Would we ask tobacco manufacturers to investigate the relationship between smoking and cancer? Was even a pretense of objectivity no longer necessary? Third, what we are witness to is a shift in emphasis from the particular to the universal, from an instinct that worries first about Israel’s need to survive to one in which Israel’s social flaws are paramount.
Understanding this shift requires lengthy qualitative interviews, not the sort of questionnaire that we (yes, I was also polled, though I didn’t participate) were sent via e-mail so that results could be compiled quickly. The stakes for the Jewish people are too high for us to pretend to have learned what we have not yet even studied.
And finally, we are to be comforted by the claim that this generation is simply more J Street oriented? We’re to find solace in their feeling best represented by an organization that called for a cease-fire in Operation Cast Lead just hours after the war erupted, before Israel had accomplished anything? That had said virtually nothing during all the years that Sderot was being shelled? That lobbied Congress against a resolution condemning incitement in Palestinian schools? Or that was “unable to support” HR 867, which rejected the Goldstone Report as biased and unfair (a charge which Judge Richard Goldstone himself eventually acknowledged)? How much more clearly could the JTS study have proved exactly what I’d said? Sometimes, despite my grandfather’s quip, it’s just the case that sociology proves the true. And what Cohen’s survey showed was that I was right – all of us who foresee an era of Israel battling for survival in the court of international opinion have cause for great concern. Peter Beinart said it best in his much-discussed New York Review of Books article: “For several decades, the Jewish establishment has asked American Jews to check their liberalism at Zionism’s door, and now, to their horror, they are finding that many young Jews have checked their Zionism instead.”

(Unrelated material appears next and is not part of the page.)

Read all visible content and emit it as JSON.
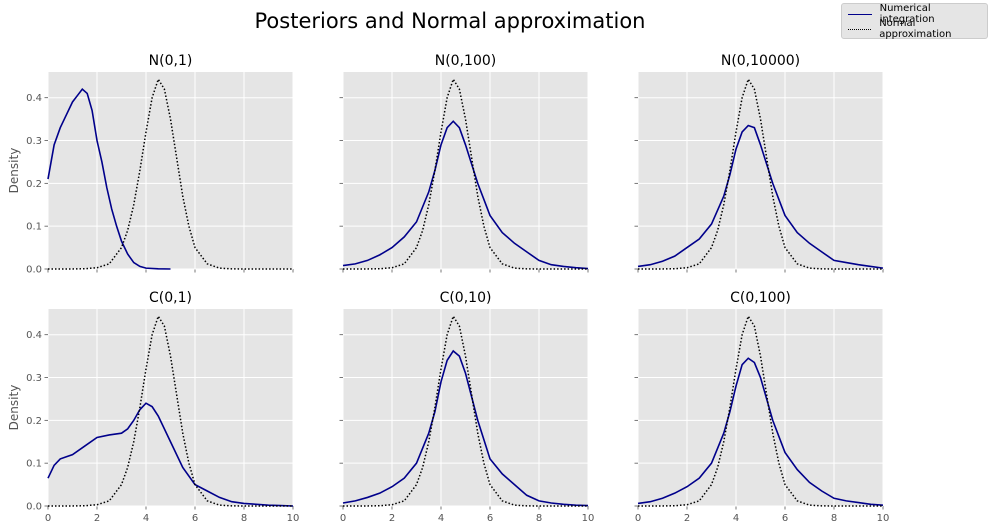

Sadly, many rabbinical students are no exception to this observation. But here’s the good news. Beinart and I agree? Perhaps this will be a year of miracles, after all.
The writer is President of the Shalem Foundation and Senior Fellow at the Shalem Center in Jerusalem. His latest book, Saving Israel: How the Jewish People Can Win a War that May Never End (Wiley), won the 2009 National Jewish Book Award. He is now writing a book on the defense of Israel and the nation-state.